Anadolu Ajansı'na bilgi veren Dışişleri yetkilileri, Dışişleri Bakanı Mevlüt Çavuşoğlu ve İsrail Dışişleri Bakanı Yair Lapid arasında bir telefon görüşmesinin gerçekleştiğini açıkladı.
İsrail basını da telefon görüşmesine büyük bir yer ayırdı.
The Times of Israel, bilindiği kadarıyla 13 yıl sonra ilk defa iki ülkenin dışişleri bakanının telefonda görüştüğünü aktardı.
Haaretz gazetesi de Lapid'in yıllar sonra ilk defa Çavuşoğlu'ndan bir telefon aldığını aktardı.
Gazete bu görüşmenin iki ülke arasında eriyen buzlara dair bir başka işaret olduğunu aktardı.
İsrail Dışişleri Bakanlığı ofisinin gazeteye aktardığı bilgiye göre Çavuşoğlu, koronavirüse yakalanan Lapid'in sağlığının nasıl olduğunu sordu.
Lapid, 10 günden fazla bir süre önce koronavirüse yakalanmış, karantinası bu haftanın başında sona ermişti.
Kayda geçtiği kadarıyla iki ülkenin dışişleri bakanları arasında en son telefon görüşmesi 2008 yılında gerçekleşmişti.
Bu haftanın başında ise Erdoğan, "İsrail Cumhurbaşkanı Herzog'la yapmakta olduğumuz görüşmeler var.

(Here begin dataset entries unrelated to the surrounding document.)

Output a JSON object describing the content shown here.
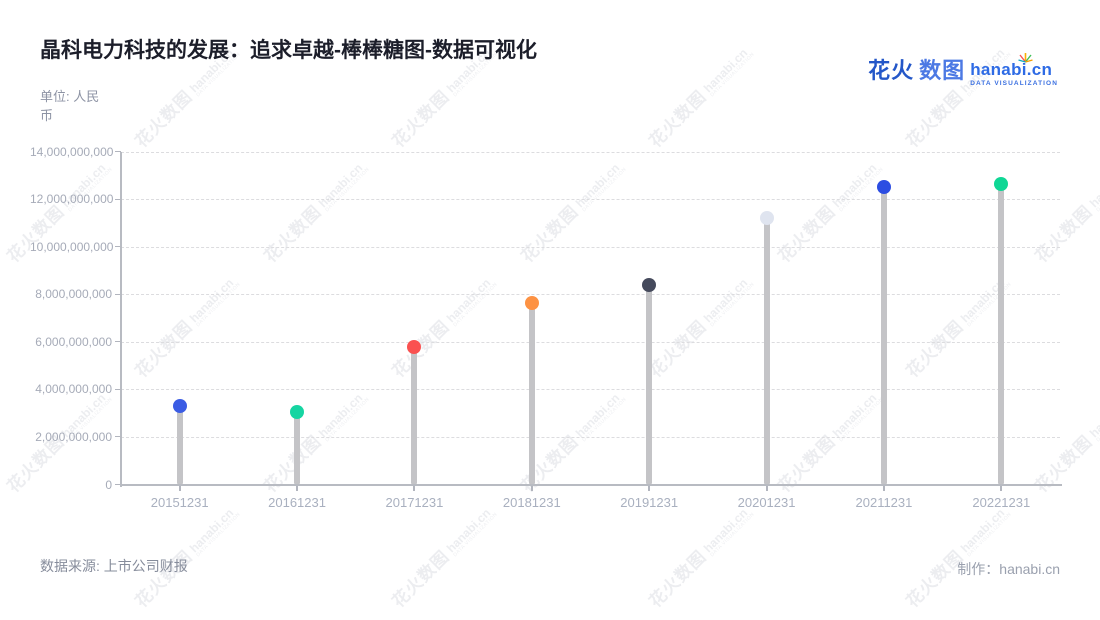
{
  "title": "晶科电力科技的发展：追求卓越-棒棒糖图-数据可视化",
  "unit_label": "单位: 人民币",
  "logo": {
    "cn_bold": "花火",
    "cn_light": "数图",
    "domain": "hanabi.cn",
    "tagline": "DATA VISUALIZATION"
  },
  "watermark": {
    "cn": "花火数图",
    "domain": "hanabi.cn",
    "tagline": "DATA VISUALIZATION"
  },
  "footer": {
    "source": "数据来源: 上市公司财报",
    "credit": "制作：hanabi.cn"
  },
  "chart_data": {
    "type": "bar",
    "style": "lollipop",
    "title": "晶科电力科技的发展：追求卓越-棒棒糖图-数据可视化",
    "unit": "人民币",
    "xlabel": "",
    "ylabel": "",
    "categories": [
      "20151231",
      "20161231",
      "20171231",
      "20181231",
      "20191231",
      "20201231",
      "20211231",
      "20221231"
    ],
    "values": [
      3310000000,
      3060000000,
      5800000000,
      7620000000,
      8380000000,
      11200000000,
      12500000000,
      12650000000
    ],
    "ylim": [
      0,
      14000000000
    ],
    "ytick_step": 2000000000,
    "ytick_labels": [
      "0",
      "2,000,000,000",
      "4,000,000,000",
      "6,000,000,000",
      "8,000,000,000",
      "10,000,000,000",
      "12,000,000,000",
      "14,000,000,000"
    ],
    "grid": "horizontal dashed",
    "legend": "none",
    "dot_colors": [
      "#3b5ce4",
      "#16d5a2",
      "#fa5150",
      "#fd9243",
      "#454a5c",
      "#dfe4ef",
      "#2c4de2",
      "#0fd795"
    ],
    "stem_color": "#c4c4c7",
    "axis_color": "#b8bbc2",
    "tick_label_color": "#a9b0bf"
  },
  "spark_colors": [
    "#fa5252",
    "#f59f00",
    "#40c057",
    "#15aabf",
    "#fab005"
  ]
}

Belki Sayın Herzog'un Türkiye'ye ziyareti olabilir" demişti.
İki lider, İsrail Cumhurbaşkanı Herzog geçen yıl göreve geldiğinden beri üç defa telefonda konuştu.
Erdoğan aynı zamanda, Yunanistan'ın Doğu Akdeniz'de İsrail ve Güney Kıbrıs ile birlikte yürüttüğü boru hattı projesi EastMed konusunda "Türkiye'siz bu iş olmaz" diyerek İsrail yönetimiyle görüşmeler yapıldığını açıklamıştı.

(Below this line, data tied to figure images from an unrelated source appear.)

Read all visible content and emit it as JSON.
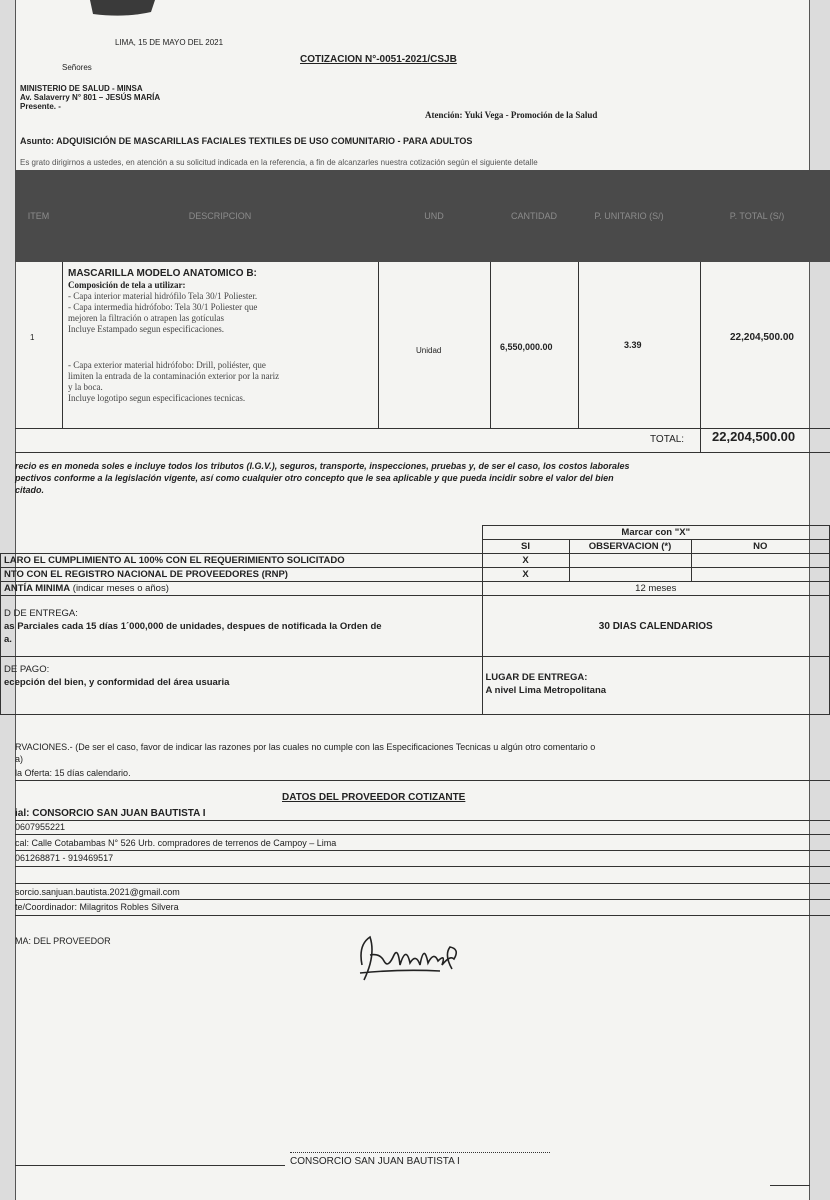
{
  "header": {
    "date": "LIMA, 15 DE MAYO DEL 2021",
    "title": "COTIZACION N°-0051-2021/CSJB",
    "salutation": "Señores",
    "addressee": [
      "MINISTERIO DE SALUD - MINSA",
      "Av. Salaverry N° 801 – JESÚS MARÍA",
      "Presente. -"
    ],
    "attention": "Atención: Yuki Vega - Promoción de la Salud",
    "subject": "Asunto: ADQUISICIÓN DE MASCARILLAS FACIALES TEXTILES DE USO COMUNITARIO - PARA ADULTOS",
    "intro": "Es grato dirigirnos a ustedes, en atención a su solicitud indicada en la referencia, a fin de alcanzarles nuestra cotización según el siguiente detalle"
  },
  "quote_table": {
    "columns": [
      "ITEM",
      "DESCRIPCION",
      "UND",
      "CANTIDAD",
      "P. UNITARIO (S/)",
      "P. TOTAL (S/)"
    ],
    "rows": [
      {
        "item": "1",
        "description_title": "MASCARILLA MODELO ANATOMICO B:",
        "description_subtitle": "Composición de tela a utilizar:",
        "description_lines": [
          "- Capa interior material hidrófilo Tela 30/1 Poliester.",
          "- Capa intermedia hidrófobo: Tela 30/1 Poliester que",
          "mejoren la filtración o atrapen las gotículas",
          "Incluye Estampado segun especificaciones.",
          "- Capa exterior material hidrófobo: Drill, poliéster, que",
          "limiten la entrada de la contaminación exterior por la nariz",
          "y la boca.",
          "Incluye logotipo segun especificaciones tecnicas."
        ],
        "unit": "Unidad",
        "quantity": "6,550,000.00",
        "unit_price": "3.39",
        "total": "22,204,500.00"
      }
    ],
    "total_label": "TOTAL:",
    "total_value": "22,204,500.00"
  },
  "price_note": [
    "recio es en moneda soles e incluye todos los tributos (I.G.V.), seguros, transporte, inspecciones, pruebas y, de ser el caso, los costos laborales",
    "pectivos conforme a la legislación vigente, así como cualquier otro concepto que le sea aplicable y que pueda incidir sobre el valor del bien",
    "citado."
  ],
  "conditions": {
    "mark_header": "Marcar con \"X\"",
    "columns": [
      "SI",
      "OBSERVACION (*)",
      "NO"
    ],
    "compliance": {
      "label": "LARO EL CUMPLIMIENTO AL 100% CON EL REQUERIMIENTO SOLICITADO",
      "si": "X"
    },
    "rnp": {
      "label": "NTO CON EL REGISTRO NACIONAL DE PROVEEDORES (RNP)",
      "si": "X"
    },
    "warranty": {
      "label": "ANTÍA MINIMA",
      "hint": "(indicar meses o años)",
      "value": "12 meses"
    },
    "delivery_term": {
      "label": "D DE ENTREGA:",
      "lines": [
        "as Parciales cada 15 días 1´000,000 de unidades, despues de notificada la Orden de",
        "a."
      ],
      "value": "30 DIAS CALENDARIOS"
    },
    "payment": {
      "label": "DE PAGO:",
      "text": "ecepción del bien, y conformidad del área usuaria",
      "place_label": "LUGAR DE ENTREGA:",
      "place_value": "A nivel Lima Metropolitana"
    }
  },
  "observations": {
    "label": "RVACIONES.-",
    "lines": [
      "(De ser el caso, favor de indicar las razones por las cuales no cumple con las Especificaciones Tecnicas u algún otro comentario o",
      "a)"
    ],
    "validity": "la Oferta: 15 días calendario."
  },
  "supplier": {
    "title": "DATOS DEL PROVEEDOR COTIZANTE",
    "name": "ial: CONSORCIO SAN JUAN BAUTISTA I",
    "ruc": "0607955221",
    "address": "cal: Calle Cotabambas N° 526 Urb. compradores de terrenos de Campoy  – Lima",
    "phones": "061268871 - 919469517",
    "email": "sorcio.sanjuan.bautista.2021@gmail.com",
    "contact": "te/Coordinador: Milagritos Robles Silvera"
  },
  "signature": {
    "label": "MA: DEL PROVEEDOR",
    "footer": "CONSORCIO SAN JUAN BAUTISTA I"
  }
}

Erdoğan'a Arnavutluk gezisi sonrasında bir gazeteci, "ABD'nin, Yunanistan'ın Doğu Akdeniz'de İsrail ve Güney Kıbrıs ile birlikte yürüttüğü boru hattı projesinden desteğini çekmesini nasıl değerlendiriyorsunuz?" sorusunu yöneltmişti.
Türkiye'nin EastMed projesine dahil edilmesi gerektiğini belirten Erdoğan, İsrail yönetimiyle bu konuyu görüştüklerini yanıtını verdi.

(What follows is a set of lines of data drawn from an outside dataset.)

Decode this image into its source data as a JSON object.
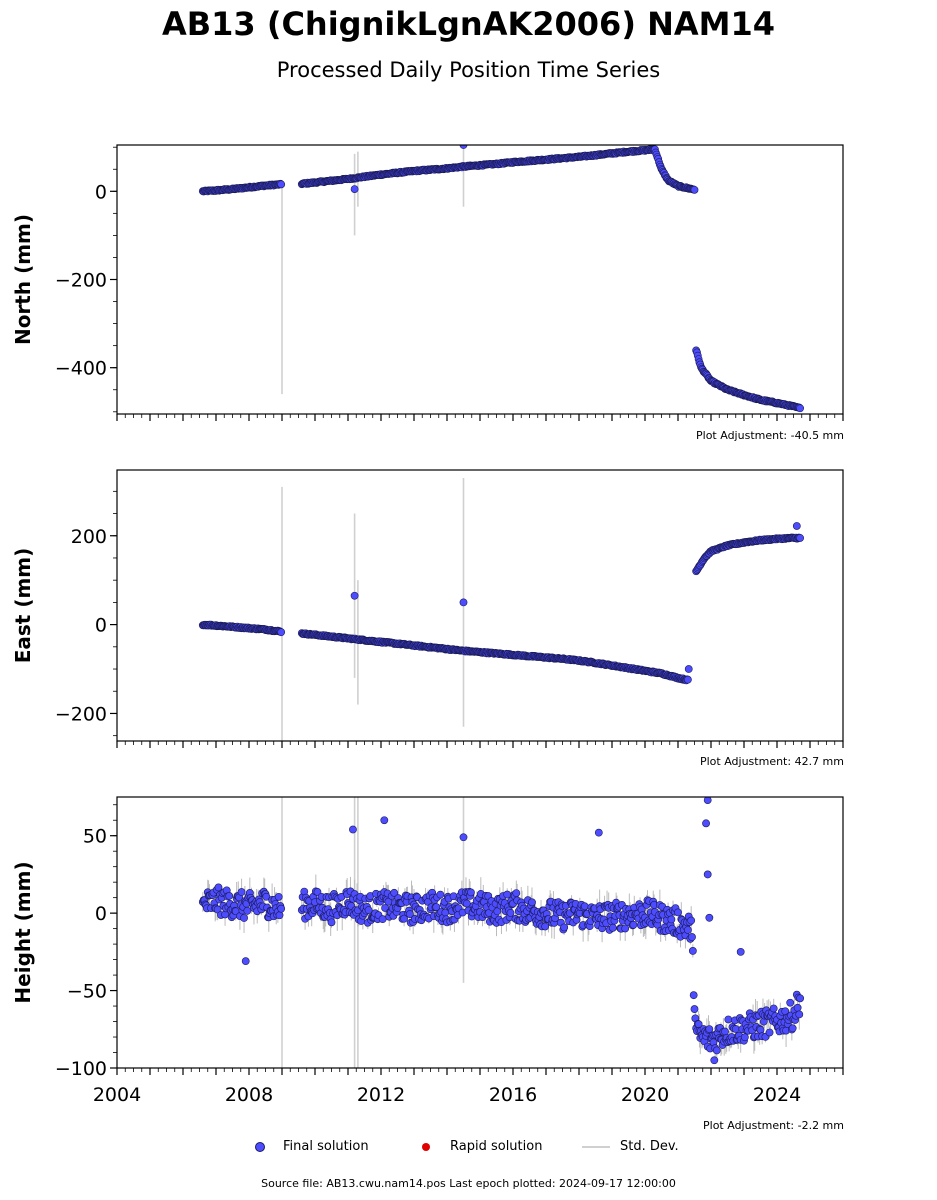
{
  "title": "AB13 (ChignikLgnAK2006) NAM14",
  "subtitle": "Processed Daily Position Time Series",
  "legend": {
    "final_label": "Final solution",
    "rapid_label": "Rapid solution",
    "std_label": "Std. Dev.",
    "final_color": "#4d4dff",
    "rapid_color": "#e00000",
    "std_color": "#d0d0d0"
  },
  "source_line": "Source file: AB13.cwu.nam14.pos  Last epoch plotted: 2024-09-17 12:00:00",
  "chart_data": [
    {
      "type": "scatter",
      "ylabel": "North (mm)",
      "adjustment": "Plot Adjustment: -40.5 mm",
      "xlim": [
        2004,
        2026
      ],
      "ylim": [
        -505,
        105
      ],
      "yticks": [
        0,
        -200,
        -400
      ],
      "ytick_labels": [
        "0",
        "−200",
        "−400"
      ],
      "series": [
        {
          "values": [
            [
              2006.6,
              0
            ],
            [
              2007.0,
              2
            ],
            [
              2007.5,
              5
            ],
            [
              2008.0,
              9
            ],
            [
              2008.5,
              13
            ],
            [
              2009.0,
              16
            ],
            [
              2009.6,
              17
            ],
            [
              2010.0,
              20
            ],
            [
              2010.5,
              24
            ],
            [
              2011.0,
              28
            ],
            [
              2011.5,
              33
            ],
            [
              2012.0,
              38
            ],
            [
              2012.5,
              42
            ],
            [
              2013.0,
              46
            ],
            [
              2013.5,
              49
            ],
            [
              2014.0,
              52
            ],
            [
              2014.5,
              56
            ],
            [
              2015.0,
              59
            ],
            [
              2015.5,
              62
            ],
            [
              2016.0,
              66
            ],
            [
              2016.5,
              69
            ],
            [
              2017.0,
              72
            ],
            [
              2017.5,
              75
            ],
            [
              2018.0,
              78
            ],
            [
              2018.5,
              82
            ],
            [
              2019.0,
              86
            ],
            [
              2019.5,
              90
            ],
            [
              2020.0,
              93
            ],
            [
              2020.3,
              95
            ],
            [
              2020.5,
              50
            ],
            [
              2020.7,
              25
            ],
            [
              2021.0,
              12
            ],
            [
              2021.3,
              7
            ],
            [
              2021.5,
              4
            ],
            [
              2021.55,
              -360
            ],
            [
              2021.7,
              -400
            ],
            [
              2022.0,
              -430
            ],
            [
              2022.5,
              -450
            ],
            [
              2023.0,
              -462
            ],
            [
              2023.5,
              -473
            ],
            [
              2024.0,
              -480
            ],
            [
              2024.5,
              -488
            ],
            [
              2024.7,
              -492
            ]
          ],
          "outliers": [
            [
              2011.2,
              5
            ],
            [
              2014.5,
              105
            ]
          ]
        }
      ],
      "std_spikes": [
        [
          2009.0,
          -460,
          25
        ],
        [
          2011.2,
          -100,
          85
        ],
        [
          2011.3,
          -35,
          90
        ],
        [
          2014.5,
          -35,
          100
        ]
      ]
    },
    {
      "type": "scatter",
      "ylabel": "East (mm)",
      "adjustment": "Plot Adjustment: 42.7 mm",
      "xlim": [
        2004,
        2026
      ],
      "ylim": [
        -262,
        348
      ],
      "yticks": [
        200,
        0,
        -200
      ],
      "ytick_labels": [
        "200",
        "0",
        "−200"
      ],
      "series": [
        {
          "values": [
            [
              2006.6,
              0
            ],
            [
              2007.0,
              -2
            ],
            [
              2007.5,
              -5
            ],
            [
              2008.0,
              -8
            ],
            [
              2008.5,
              -11
            ],
            [
              2009.0,
              -16
            ],
            [
              2009.6,
              -20
            ],
            [
              2010.0,
              -23
            ],
            [
              2010.5,
              -27
            ],
            [
              2011.0,
              -31
            ],
            [
              2011.5,
              -35
            ],
            [
              2012.0,
              -39
            ],
            [
              2012.5,
              -43
            ],
            [
              2013.0,
              -47
            ],
            [
              2013.5,
              -51
            ],
            [
              2014.0,
              -55
            ],
            [
              2014.5,
              -59
            ],
            [
              2015.0,
              -62
            ],
            [
              2015.5,
              -65
            ],
            [
              2016.0,
              -68
            ],
            [
              2016.5,
              -71
            ],
            [
              2017.0,
              -74
            ],
            [
              2017.5,
              -77
            ],
            [
              2018.0,
              -81
            ],
            [
              2018.5,
              -86
            ],
            [
              2019.0,
              -92
            ],
            [
              2019.5,
              -98
            ],
            [
              2020.0,
              -104
            ],
            [
              2020.5,
              -110
            ],
            [
              2021.0,
              -120
            ],
            [
              2021.3,
              -125
            ],
            [
              2021.55,
              120
            ],
            [
              2021.8,
              150
            ],
            [
              2022.0,
              165
            ],
            [
              2022.5,
              178
            ],
            [
              2023.0,
              185
            ],
            [
              2023.5,
              190
            ],
            [
              2024.0,
              193
            ],
            [
              2024.5,
              195
            ],
            [
              2024.7,
              195
            ]
          ],
          "outliers": [
            [
              2011.2,
              65
            ],
            [
              2014.5,
              50
            ],
            [
              2024.6,
              222
            ]
          ]
        }
      ],
      "std_spikes": [
        [
          2009.0,
          -262,
          310
        ],
        [
          2011.2,
          -120,
          250
        ],
        [
          2011.3,
          -180,
          100
        ],
        [
          2014.5,
          -230,
          330
        ]
      ]
    },
    {
      "type": "scatter",
      "ylabel": "Height (mm)",
      "adjustment": "Plot Adjustment: -2.2 mm",
      "xlim": [
        2004,
        2026
      ],
      "ylim": [
        -100,
        75
      ],
      "yticks": [
        50,
        0,
        -50,
        -100
      ],
      "ytick_labels": [
        "50",
        "0",
        "−50",
        "−100"
      ],
      "xticks": [
        2004,
        2008,
        2012,
        2016,
        2020,
        2024
      ],
      "xtick_labels": [
        "2004",
        "2008",
        "2012",
        "2016",
        "2020",
        "2024"
      ],
      "series": [
        {
          "values": [
            [
              2006.6,
              5
            ],
            [
              2007.0,
              8
            ],
            [
              2007.5,
              6
            ],
            [
              2008.0,
              4
            ],
            [
              2008.5,
              7
            ],
            [
              2009.0,
              2
            ],
            [
              2009.6,
              5
            ],
            [
              2010.0,
              6
            ],
            [
              2010.5,
              3
            ],
            [
              2011.0,
              8
            ],
            [
              2011.5,
              2
            ],
            [
              2012.0,
              5
            ],
            [
              2012.5,
              4
            ],
            [
              2013.0,
              2
            ],
            [
              2013.5,
              5
            ],
            [
              2014.0,
              3
            ],
            [
              2014.5,
              6
            ],
            [
              2015.0,
              4
            ],
            [
              2015.5,
              2
            ],
            [
              2016.0,
              5
            ],
            [
              2016.5,
              1
            ],
            [
              2017.0,
              0
            ],
            [
              2017.5,
              -2
            ],
            [
              2018.0,
              0
            ],
            [
              2018.5,
              -3
            ],
            [
              2019.0,
              -2
            ],
            [
              2019.5,
              -1
            ],
            [
              2020.0,
              0
            ],
            [
              2020.5,
              -3
            ],
            [
              2021.0,
              -6
            ],
            [
              2021.4,
              -10
            ],
            [
              2021.55,
              -78
            ],
            [
              2022.0,
              -82
            ],
            [
              2022.5,
              -76
            ],
            [
              2023.0,
              -74
            ],
            [
              2023.5,
              -72
            ],
            [
              2024.0,
              -70
            ],
            [
              2024.5,
              -66
            ],
            [
              2024.7,
              -55
            ]
          ],
          "outliers": [
            [
              2007.9,
              -31
            ],
            [
              2011.15,
              54
            ],
            [
              2012.1,
              60
            ],
            [
              2014.5,
              49
            ],
            [
              2018.6,
              52
            ],
            [
              2021.9,
              73
            ],
            [
              2021.85,
              58
            ],
            [
              2021.9,
              25
            ],
            [
              2021.95,
              -3
            ],
            [
              2022.9,
              -25
            ],
            [
              2022.1,
              -95
            ]
          ]
        }
      ],
      "std_spikes": [
        [
          2009.0,
          -100,
          75
        ],
        [
          2011.2,
          -100,
          75
        ],
        [
          2011.3,
          -100,
          75
        ],
        [
          2014.5,
          -45,
          75
        ]
      ]
    }
  ]
}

Erdoğan, Türk Yahudi Toplumu ve İslam Ülkeleri Hahamlar İttifakı üyelerini Aralık ayında kabul ettiğinde ise şu sözleri sarf etmişti:
"Kudüs başta olmak üzere Filistin meselesinde atılacak adımlar, sadece Filistinlilerin değil İsrail'in de güvenlik ve istikrarına katkı yapacaktır. Gerek İsrail Cumhurbaşkanı Sayın Herzog gerekse Başbakan Sayın Benet ile yeniden canlanan diyaloğumuzu bu bakımdan önemsiyorum.
"Filistin konusundaki görüş ayrılıklarımıza rağmen İsrail'le ekonomi, ticaret ve Turizm alanındaki ilişkilerimiz, kendi mecrasında ilerlemektedir. İsrail'in barış çabaları bağlamında samimi ve yapıcı bir tutum sergilemesi, hiç kuşkusuz normalleşme sürecine katkıda bulunacaktır."
2010'da yaşanan Mavi Marmara olayından sonra iki ülke büyükelçilerini karşılıklı çekmişti.
2016'da ilişkileri normalleştirecek adımlar atılmış ve karşılıklı büyükelçiler atanmıştı.
Ancak 2018'de Türkiye, İsrail'in ABD'nin Kudüs'te büyükelçilik açmasını protesto eden Filistinlilere karşı ateş açarak 60 kişinin ölümüne yol açması nedeniyle büyükelçisini istişareler için geri çağırmış ve İsrail'den benzer bir adım atmasını istemişti.
Büyükelçiler bir daha Tel Aviv ve Ankara'ya geri dönmediği için o tarihten bu yana iki ülkedeki en üst düzey yetkili 'de facto' olarak maslahatgüzarlar oldu.